Para Platão, no diálogo Mênon, o início do processo de conhecimento é justificado pela
doutrina da reminiscência ou anamnese, uma precursora solução inatista que sustenta a idéia
segundo a qual existe um conhecimento prévio, resultante da contemplação das formas perfeitas e
imutáveis pela alma imortal antes da reencarnação. Portanto, a partir deste exemplo, podemos notar
que é através da teoria das formas ou idéias e da doutrina da reminiscência, que Platão defende que o
conhecimento é a rememoração. Já no filme, na barganha que Cypher faz com o agente Smith, ele
exige entre outras coisas, esquecer tudo, não se lembrar de nada.
Para finalizar, um pouco de heresia filosófica: o "momento aristotélico" do filme fica por conta
das máquinas. Calma, eu explico.
Antes de seguir suas próprias idéias Aristóteles foi o mais importante discípulo de Platão.
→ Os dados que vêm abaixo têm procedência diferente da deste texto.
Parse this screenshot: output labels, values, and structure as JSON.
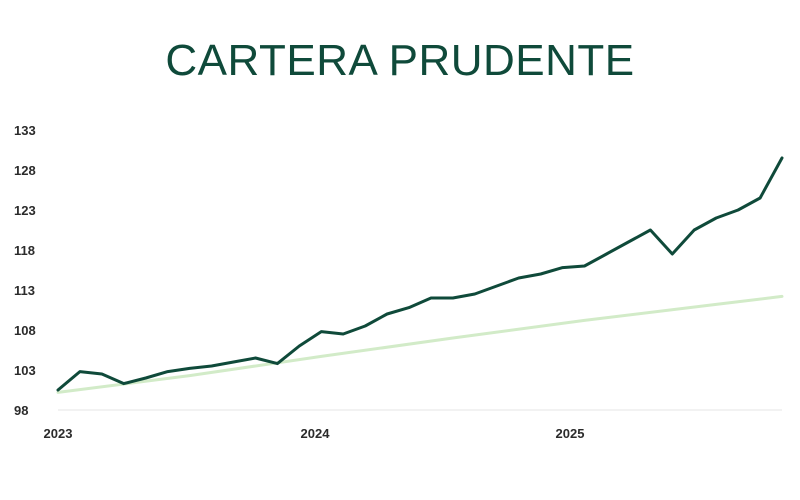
{
  "chart_data": {
    "type": "line",
    "title": "CARTERA PRUDENTE",
    "xlabel": "",
    "ylabel": "",
    "x_ticks": [
      "2023",
      "2024",
      "2025"
    ],
    "x_range": [
      "2023-01",
      "2025-10"
    ],
    "y_ticks": [
      98,
      103,
      108,
      113,
      118,
      123,
      128,
      133
    ],
    "ylim": [
      98,
      133
    ],
    "grid": false,
    "legend": "none",
    "colors": {
      "portfolio": "#0f4a3a",
      "benchmark": "#d2ebc8",
      "title": "#0f4a3a"
    },
    "series": [
      {
        "x": [
          "2023-01",
          "2023-02",
          "2023-03",
          "2023-04",
          "2023-05",
          "2023-06",
          "2023-07",
          "2023-08",
          "2023-09",
          "2023-10",
          "2023-11",
          "2023-12",
          "2024-01",
          "2024-02",
          "2024-03",
          "2024-04",
          "2024-05",
          "2024-06",
          "2024-07",
          "2024-08",
          "2024-09",
          "2024-10",
          "2024-11",
          "2024-12",
          "2025-01",
          "2025-02",
          "2025-03",
          "2025-04",
          "2025-05",
          "2025-06",
          "2025-07",
          "2025-08",
          "2025-09",
          "2025-10"
        ],
        "values": [
          100.5,
          102.8,
          102.5,
          101.3,
          102.0,
          102.8,
          103.2,
          103.5,
          104.0,
          104.5,
          103.8,
          106.0,
          107.8,
          107.5,
          108.5,
          110.0,
          110.8,
          112.0,
          112.0,
          112.5,
          113.5,
          114.5,
          115.0,
          115.8,
          116.0,
          117.5,
          119.0,
          120.5,
          117.5,
          120.5,
          122.0,
          123.0,
          124.5,
          129.5
        ]
      },
      {
        "x": [
          "2023-01",
          "2023-07",
          "2024-01",
          "2024-07",
          "2025-01",
          "2025-07",
          "2025-10"
        ],
        "values": [
          100.2,
          102.3,
          104.7,
          107.0,
          109.2,
          111.2,
          112.2
        ]
      }
    ]
  }
}
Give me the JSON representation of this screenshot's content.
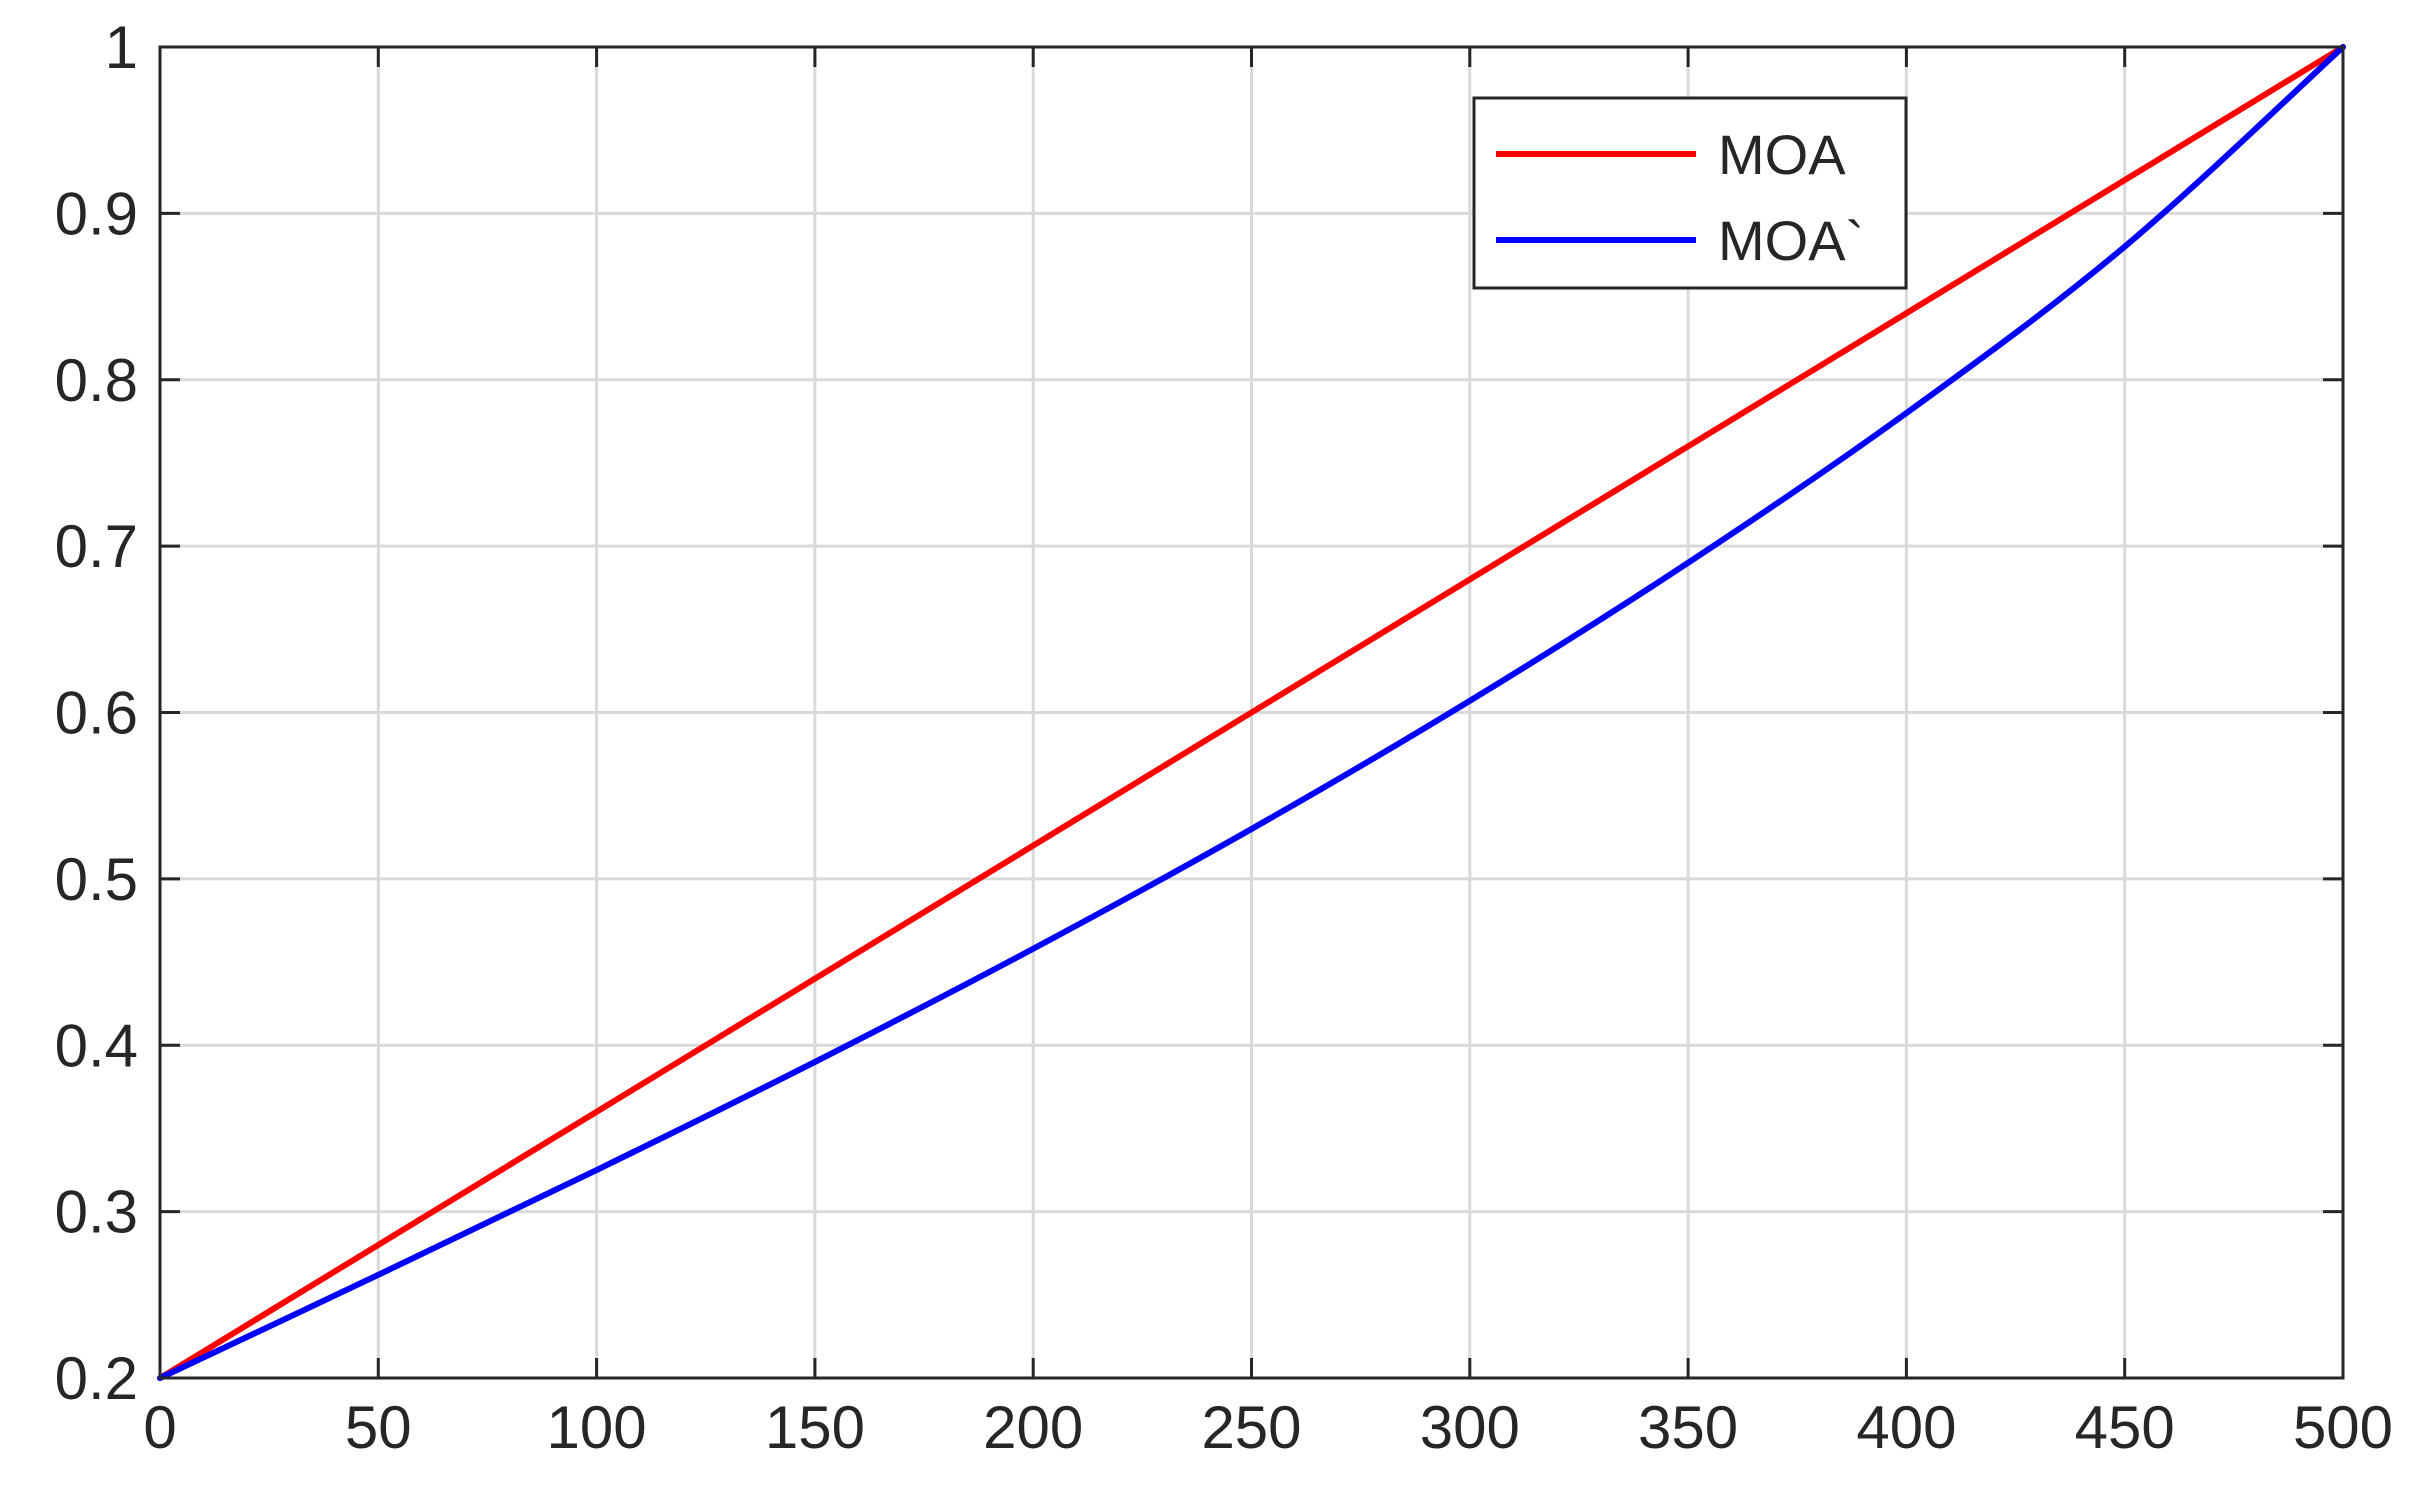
{
  "chart_data": {
    "type": "line",
    "title": "",
    "xlabel": "",
    "ylabel": "",
    "xlim": [
      0,
      500
    ],
    "ylim": [
      0.2,
      1
    ],
    "xticks": [
      0,
      50,
      100,
      150,
      200,
      250,
      300,
      350,
      400,
      450,
      500
    ],
    "xtick_labels": [
      "0",
      "50",
      "100",
      "150",
      "200",
      "250",
      "300",
      "350",
      "400",
      "450",
      "500"
    ],
    "yticks": [
      0.2,
      0.3,
      0.4,
      0.5,
      0.6,
      0.7,
      0.8,
      0.9,
      1
    ],
    "ytick_labels": [
      "0.2",
      "0.3",
      "0.4",
      "0.5",
      "0.6",
      "0.7",
      "0.8",
      "0.9",
      "1"
    ],
    "grid": true,
    "legend_position": "top-right",
    "x": [
      0,
      50,
      100,
      150,
      200,
      250,
      300,
      350,
      400,
      450,
      500
    ],
    "series": [
      {
        "name": "MOA",
        "color": "#ff0000",
        "values": [
          0.2,
          0.28,
          0.36,
          0.44,
          0.52,
          0.6,
          0.68,
          0.76,
          0.84,
          0.92,
          1.0
        ]
      },
      {
        "name": "MOA`",
        "color": "#0000ff",
        "values": [
          0.2,
          0.262,
          0.325,
          0.39,
          0.458,
          0.53,
          0.607,
          0.69,
          0.78,
          0.88,
          1.0
        ]
      }
    ]
  }
}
Sistematizador da lógica, ele valorizava extremamente o conhecimento empírico e as ciências naturais.
Classificava tudo metodicamente, principalmente quando se tratava de suas investigações no campo
da biologia. Se alguém aí falou "Agente Smith" e "Inteligência Artificial", acertou.
Vamos recordar. No universo do filme Matrix, por volta de 2199, a Terra fica devastada como
resultado de uma guerra ocorrida entre humanos e máquinas. A humanidade não consegue vencer a
Inteligência Artificial, "uma consciência singular que gerou uma raça inteira de máquinas" (segundo
relato de Morpheus), bloqueando a energia solar da qual dependiam as máquinas. Ironicamente, os
seres humanos derrotados tornam-se baterias de "bioeletricidade" e acabam substituindo a função do
Sol, pois, através de uma "espécie de fusão", são usados para fornecer a energia de que elas
precisam.
Na cena em que Morpheus encontra-se prisioneiro do Agente Smith, este revela que, ao tentar
classificar a raça humana, fez uma descoberta surpreendente: ele sustenta que nós, seres humanos,
não somos mamíferos, porque não entramos em equilíbrio com o meio ambiente.
Ao contrário dos mamíferos, nós nos mudamos para uma área e nos multiplicamos até
consumirmos todos os recursos naturais para depois, mudar novamente para outra. Segundo o Agente
Smith, o "outro organismo neste planeta que segue o mesmo padrão" é um "vírus".